Pour Dylan Thiry, la responsabilité retombe donc sur Sandra et la trésorière (toutes deux amies) qui auraient fermé l'association avant l'obligation de faire un bilan. De leur côté, elles prétendent avoir demandé à Dylan Thiry de payer un comptable pour faire ce bilan. Ce dernier ayant refusé, elles en auraient profité pour fuir cette association (et donc la dissoudre) qui cristallisait toutes les polémiques.

Alors pourquoi ne pas faire, une bonne fois pour toute, ce bilan? "On le ferait comment? Avec des fausses factures? C'est illégal" souligne Dylan Thiry. Car si le bilan n'existe pas, c'est aussi parce que les factures manquent cruellement.

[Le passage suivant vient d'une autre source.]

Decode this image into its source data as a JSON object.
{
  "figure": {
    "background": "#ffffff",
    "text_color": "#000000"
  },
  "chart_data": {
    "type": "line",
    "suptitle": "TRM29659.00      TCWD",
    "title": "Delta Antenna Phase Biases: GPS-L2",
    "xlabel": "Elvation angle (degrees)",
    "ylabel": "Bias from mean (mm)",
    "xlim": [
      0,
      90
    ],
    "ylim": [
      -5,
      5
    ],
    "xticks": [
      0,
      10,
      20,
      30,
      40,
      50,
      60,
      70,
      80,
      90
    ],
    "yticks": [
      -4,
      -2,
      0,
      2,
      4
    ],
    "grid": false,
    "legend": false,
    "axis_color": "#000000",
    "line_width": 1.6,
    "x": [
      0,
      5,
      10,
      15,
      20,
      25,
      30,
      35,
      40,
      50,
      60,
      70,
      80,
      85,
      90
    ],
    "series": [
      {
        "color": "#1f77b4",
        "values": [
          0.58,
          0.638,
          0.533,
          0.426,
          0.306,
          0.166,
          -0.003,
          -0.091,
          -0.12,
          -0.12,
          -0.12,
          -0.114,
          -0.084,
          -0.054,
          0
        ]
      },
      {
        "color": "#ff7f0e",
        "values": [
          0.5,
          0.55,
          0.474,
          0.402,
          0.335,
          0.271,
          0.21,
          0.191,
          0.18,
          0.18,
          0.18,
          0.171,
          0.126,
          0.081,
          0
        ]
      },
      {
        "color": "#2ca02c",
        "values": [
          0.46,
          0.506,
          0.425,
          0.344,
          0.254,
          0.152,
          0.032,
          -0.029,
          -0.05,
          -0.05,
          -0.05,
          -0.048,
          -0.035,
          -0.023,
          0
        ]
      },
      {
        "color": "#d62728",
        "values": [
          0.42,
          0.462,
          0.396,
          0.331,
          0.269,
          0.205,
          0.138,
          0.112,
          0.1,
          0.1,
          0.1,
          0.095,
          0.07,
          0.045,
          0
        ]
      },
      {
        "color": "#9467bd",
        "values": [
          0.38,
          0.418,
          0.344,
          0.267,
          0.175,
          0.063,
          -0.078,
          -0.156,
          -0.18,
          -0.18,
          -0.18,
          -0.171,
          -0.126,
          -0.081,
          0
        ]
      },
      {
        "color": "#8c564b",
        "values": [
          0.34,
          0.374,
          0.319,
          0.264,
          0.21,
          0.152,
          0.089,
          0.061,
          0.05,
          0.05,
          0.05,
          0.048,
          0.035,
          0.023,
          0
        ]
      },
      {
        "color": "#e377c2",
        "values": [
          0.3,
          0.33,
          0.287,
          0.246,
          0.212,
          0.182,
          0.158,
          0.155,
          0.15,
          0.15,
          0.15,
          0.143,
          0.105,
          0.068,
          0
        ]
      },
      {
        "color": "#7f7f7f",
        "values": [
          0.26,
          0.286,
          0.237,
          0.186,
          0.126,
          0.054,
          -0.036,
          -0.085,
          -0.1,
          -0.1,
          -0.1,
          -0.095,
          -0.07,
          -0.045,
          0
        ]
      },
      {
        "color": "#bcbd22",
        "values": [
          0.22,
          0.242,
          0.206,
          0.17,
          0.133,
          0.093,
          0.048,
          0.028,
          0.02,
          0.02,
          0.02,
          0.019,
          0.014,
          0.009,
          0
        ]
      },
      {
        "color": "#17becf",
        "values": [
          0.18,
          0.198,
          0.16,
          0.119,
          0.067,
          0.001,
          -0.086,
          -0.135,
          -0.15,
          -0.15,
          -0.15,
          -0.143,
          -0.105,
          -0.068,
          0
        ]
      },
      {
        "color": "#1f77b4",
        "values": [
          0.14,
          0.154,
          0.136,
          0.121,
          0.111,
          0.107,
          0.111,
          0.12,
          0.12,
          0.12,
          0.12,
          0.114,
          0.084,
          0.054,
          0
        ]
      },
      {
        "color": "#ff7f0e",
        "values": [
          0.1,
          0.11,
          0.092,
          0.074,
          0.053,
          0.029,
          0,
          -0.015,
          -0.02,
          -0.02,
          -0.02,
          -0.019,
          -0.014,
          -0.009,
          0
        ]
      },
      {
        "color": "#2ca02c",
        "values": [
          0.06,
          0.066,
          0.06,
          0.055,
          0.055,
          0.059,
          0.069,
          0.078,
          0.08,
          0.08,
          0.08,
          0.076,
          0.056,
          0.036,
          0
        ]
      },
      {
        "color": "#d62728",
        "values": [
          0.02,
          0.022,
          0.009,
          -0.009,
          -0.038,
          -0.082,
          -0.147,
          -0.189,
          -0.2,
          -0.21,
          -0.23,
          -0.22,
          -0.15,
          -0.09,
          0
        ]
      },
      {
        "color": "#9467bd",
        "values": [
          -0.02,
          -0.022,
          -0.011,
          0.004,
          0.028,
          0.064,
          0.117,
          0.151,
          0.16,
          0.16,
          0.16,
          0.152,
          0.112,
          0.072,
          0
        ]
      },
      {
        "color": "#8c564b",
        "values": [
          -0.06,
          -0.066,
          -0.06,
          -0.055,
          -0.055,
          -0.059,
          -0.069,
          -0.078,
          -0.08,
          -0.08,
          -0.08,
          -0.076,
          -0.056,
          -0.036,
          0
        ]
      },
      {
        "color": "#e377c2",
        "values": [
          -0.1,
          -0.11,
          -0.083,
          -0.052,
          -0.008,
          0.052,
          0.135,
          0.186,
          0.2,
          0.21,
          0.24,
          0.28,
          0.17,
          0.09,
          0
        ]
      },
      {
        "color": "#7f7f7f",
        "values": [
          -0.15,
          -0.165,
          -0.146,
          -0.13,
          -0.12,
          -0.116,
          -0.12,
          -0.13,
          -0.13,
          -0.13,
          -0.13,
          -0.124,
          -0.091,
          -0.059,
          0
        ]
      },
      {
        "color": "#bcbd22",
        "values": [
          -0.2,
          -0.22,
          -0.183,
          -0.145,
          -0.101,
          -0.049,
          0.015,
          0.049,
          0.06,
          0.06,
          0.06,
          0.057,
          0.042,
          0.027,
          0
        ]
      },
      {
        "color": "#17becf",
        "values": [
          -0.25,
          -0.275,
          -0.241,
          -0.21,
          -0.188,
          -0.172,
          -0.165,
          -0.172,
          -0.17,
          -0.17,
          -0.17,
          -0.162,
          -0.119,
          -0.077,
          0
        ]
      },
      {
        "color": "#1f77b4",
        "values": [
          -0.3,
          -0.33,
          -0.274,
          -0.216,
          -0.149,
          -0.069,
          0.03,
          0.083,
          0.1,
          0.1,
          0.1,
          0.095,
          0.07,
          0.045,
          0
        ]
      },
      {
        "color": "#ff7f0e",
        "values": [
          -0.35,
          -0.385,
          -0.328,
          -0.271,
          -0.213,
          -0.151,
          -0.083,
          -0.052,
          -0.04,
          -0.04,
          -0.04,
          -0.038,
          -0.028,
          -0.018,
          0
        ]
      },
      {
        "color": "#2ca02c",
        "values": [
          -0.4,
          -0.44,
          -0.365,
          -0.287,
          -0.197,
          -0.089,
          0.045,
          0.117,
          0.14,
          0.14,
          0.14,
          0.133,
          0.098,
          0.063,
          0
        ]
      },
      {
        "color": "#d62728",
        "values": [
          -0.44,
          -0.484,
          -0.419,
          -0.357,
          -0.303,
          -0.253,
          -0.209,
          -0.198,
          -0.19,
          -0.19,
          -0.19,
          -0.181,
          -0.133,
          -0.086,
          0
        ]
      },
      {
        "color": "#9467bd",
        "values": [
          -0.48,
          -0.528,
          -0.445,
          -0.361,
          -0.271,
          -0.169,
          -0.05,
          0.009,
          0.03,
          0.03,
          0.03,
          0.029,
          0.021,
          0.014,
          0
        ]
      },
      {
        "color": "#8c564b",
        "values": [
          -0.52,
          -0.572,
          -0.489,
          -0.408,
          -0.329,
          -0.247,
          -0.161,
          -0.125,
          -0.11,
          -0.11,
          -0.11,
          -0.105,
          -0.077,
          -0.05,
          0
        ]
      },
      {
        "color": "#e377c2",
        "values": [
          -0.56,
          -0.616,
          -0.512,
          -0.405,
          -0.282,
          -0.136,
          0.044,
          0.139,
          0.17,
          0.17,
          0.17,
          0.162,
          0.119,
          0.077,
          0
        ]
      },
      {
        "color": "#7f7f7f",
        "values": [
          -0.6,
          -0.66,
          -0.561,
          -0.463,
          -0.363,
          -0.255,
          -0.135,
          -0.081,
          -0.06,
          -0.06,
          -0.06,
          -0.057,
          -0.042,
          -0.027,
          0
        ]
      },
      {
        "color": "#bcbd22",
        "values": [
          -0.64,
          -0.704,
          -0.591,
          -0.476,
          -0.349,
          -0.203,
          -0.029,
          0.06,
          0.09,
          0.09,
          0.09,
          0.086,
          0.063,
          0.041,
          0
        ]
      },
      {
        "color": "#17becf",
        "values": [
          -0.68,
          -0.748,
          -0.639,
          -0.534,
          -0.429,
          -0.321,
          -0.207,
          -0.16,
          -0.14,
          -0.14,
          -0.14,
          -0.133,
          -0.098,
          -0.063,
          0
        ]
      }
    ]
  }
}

"Allez à Madagascar et essayez de me ramener juste un stylo bic. Essayez de me ramener une facture. Il n'y a pas de facture, il n'y a pas d'électricité, tu ne payes rien avec la carte. Tu retires du cash et tu donnes du cash" explique le jeune homme.

Les premiers jours, il a pourtant bien envoyé des factures à Sandra, pour des petits montants. Mais ça n'a pas duré. "J'ai essayé mais honnêtement, ça m'a gavé. Je n'achète pas un truc par jour, j'achète 20 bananes là, 300 bananes là, 12 biscuits là-bas, 90 biscuits là-bas, six sacs de riz là-bas… Et les factures ne seraient même pas officielles (…) demain, les factures je peux les faire moi-même mais je ne vais pas m'amuser à faire des fausses factures" explique-t-il encore.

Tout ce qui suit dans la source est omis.